AP : Il n’y a eu que trois jours tournés à deux caméras... mais je dois avouer que je suis un peu "control freak" sur ce point, et que je n’aime pas trop partager le cadre sur les films ! Pour moi le travail du cadre est un tout avec la lumière.

Quelle a été la séquence la plus difficile pour vous ?

AP : Celle de la prison au Pakistan. On tournait dans un décor naturel transformé en cellule, il ne fallait bien sûr absolument pas sentir le "studio". Pas évident de créer une atmosphère avec des murs très nus, et une petite lucarne pour faire venir la lumière. Faire ressentir l’étroitesse du lieu, sans pouvoir bouger les murs, était un vrai défi sur ces scènes... Le travail de finition de François Emmanuelli a fait des merveilles.

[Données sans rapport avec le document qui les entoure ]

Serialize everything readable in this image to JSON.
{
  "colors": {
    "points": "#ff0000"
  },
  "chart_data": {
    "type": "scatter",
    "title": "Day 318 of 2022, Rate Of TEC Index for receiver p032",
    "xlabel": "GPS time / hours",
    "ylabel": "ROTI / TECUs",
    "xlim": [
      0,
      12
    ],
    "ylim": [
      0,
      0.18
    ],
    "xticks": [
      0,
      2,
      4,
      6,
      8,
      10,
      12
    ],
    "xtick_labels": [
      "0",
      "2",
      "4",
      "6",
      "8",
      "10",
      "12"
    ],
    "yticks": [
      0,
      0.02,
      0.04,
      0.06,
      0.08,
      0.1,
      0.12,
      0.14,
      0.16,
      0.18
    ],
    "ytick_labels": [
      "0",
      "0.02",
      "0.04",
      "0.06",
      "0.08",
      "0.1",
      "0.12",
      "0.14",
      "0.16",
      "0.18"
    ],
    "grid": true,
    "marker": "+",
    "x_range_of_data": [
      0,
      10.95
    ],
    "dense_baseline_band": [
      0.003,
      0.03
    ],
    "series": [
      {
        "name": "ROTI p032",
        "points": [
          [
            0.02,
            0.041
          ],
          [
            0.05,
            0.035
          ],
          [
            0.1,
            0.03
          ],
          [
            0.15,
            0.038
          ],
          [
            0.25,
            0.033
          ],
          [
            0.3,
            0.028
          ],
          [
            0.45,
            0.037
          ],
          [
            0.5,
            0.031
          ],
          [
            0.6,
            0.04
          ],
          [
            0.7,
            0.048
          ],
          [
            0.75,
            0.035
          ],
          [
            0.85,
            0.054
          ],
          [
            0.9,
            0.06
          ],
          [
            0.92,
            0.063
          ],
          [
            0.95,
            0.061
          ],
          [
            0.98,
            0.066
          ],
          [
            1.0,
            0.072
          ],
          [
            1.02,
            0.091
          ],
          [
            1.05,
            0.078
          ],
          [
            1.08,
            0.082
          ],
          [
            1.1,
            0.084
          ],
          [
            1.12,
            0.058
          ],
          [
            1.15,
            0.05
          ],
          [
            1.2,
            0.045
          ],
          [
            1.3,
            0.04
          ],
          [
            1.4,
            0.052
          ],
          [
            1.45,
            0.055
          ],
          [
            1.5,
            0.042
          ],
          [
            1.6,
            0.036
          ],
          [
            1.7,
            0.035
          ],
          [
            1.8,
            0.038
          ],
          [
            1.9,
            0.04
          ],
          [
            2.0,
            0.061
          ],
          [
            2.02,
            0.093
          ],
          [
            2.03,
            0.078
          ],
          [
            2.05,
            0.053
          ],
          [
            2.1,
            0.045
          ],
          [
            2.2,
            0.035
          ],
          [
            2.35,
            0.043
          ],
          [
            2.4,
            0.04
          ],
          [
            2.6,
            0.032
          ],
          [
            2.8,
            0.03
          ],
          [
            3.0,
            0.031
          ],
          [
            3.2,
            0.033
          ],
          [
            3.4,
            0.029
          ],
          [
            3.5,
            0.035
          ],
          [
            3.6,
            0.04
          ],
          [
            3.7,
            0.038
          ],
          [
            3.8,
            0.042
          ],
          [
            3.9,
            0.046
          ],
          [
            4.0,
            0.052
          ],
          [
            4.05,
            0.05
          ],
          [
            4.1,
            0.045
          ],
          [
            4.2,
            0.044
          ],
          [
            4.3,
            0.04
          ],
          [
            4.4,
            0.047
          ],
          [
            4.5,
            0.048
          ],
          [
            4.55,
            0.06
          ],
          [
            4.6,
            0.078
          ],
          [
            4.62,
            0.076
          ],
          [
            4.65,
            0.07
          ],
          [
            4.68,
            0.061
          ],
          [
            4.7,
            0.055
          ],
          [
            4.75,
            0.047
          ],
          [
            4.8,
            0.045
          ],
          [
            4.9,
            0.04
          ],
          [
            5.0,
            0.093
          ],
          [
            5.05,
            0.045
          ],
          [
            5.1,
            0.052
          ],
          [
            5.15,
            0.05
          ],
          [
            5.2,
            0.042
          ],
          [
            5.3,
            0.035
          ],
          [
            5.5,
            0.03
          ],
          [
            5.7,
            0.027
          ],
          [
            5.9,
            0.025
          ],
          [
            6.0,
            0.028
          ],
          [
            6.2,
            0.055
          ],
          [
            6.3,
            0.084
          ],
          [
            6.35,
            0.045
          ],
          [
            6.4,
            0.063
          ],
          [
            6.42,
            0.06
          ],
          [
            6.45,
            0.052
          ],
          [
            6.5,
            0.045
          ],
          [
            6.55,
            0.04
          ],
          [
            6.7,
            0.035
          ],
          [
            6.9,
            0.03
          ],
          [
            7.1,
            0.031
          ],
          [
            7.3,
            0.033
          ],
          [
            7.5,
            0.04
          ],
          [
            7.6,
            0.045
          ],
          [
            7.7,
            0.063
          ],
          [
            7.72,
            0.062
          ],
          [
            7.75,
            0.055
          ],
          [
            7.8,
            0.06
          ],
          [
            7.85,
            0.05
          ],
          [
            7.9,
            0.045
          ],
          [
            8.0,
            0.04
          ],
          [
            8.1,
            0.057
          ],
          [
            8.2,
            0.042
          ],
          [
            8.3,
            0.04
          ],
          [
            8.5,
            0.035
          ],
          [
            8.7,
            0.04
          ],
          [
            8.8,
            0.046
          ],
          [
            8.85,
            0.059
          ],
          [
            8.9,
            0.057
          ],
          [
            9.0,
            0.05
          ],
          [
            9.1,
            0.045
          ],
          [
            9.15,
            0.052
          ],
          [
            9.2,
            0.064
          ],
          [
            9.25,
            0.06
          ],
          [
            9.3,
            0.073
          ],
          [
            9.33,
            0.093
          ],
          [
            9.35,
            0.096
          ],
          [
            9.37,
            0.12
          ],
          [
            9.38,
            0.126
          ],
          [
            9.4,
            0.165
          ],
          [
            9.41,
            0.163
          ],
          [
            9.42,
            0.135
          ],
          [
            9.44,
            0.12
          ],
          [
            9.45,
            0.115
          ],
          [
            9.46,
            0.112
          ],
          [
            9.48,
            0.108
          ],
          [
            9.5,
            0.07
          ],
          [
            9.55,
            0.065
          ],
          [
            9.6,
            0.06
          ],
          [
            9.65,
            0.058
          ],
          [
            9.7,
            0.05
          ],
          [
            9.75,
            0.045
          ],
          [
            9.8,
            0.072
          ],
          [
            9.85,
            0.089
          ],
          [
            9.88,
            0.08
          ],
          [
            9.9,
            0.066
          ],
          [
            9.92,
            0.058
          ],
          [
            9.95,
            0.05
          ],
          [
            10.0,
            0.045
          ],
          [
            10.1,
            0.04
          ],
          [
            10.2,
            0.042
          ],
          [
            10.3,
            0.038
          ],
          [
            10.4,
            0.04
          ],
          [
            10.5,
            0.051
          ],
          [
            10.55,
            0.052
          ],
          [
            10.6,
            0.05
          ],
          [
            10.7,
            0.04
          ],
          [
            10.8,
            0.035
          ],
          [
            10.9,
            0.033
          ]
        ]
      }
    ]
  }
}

Les Lomo sont des optiques vintage que beaucoup apprécient aussi pour leurs flares particuliers...

AP : Je ne suis pas hyper fan des flares non justifiés, et souvent ce sont les réalisateurs de pub qui vont les chercher et les mettre en avant au montage ! Sur ce film, j’avais vraiment décidé de ne pas jouer avec. Mais il y a quand même un long plan Steadicam au début du film où François Damiens chante une chanson avec un flare interminable... D’autres prises sans le flare ont ensuite été faites, mais c’est celle-là qui a été choisie au montage pour des raisons de synchro avec la chanson. J’ai pourtant plaidé jusqu’au bout pour qu’ils montent une autre prise... mais en vain !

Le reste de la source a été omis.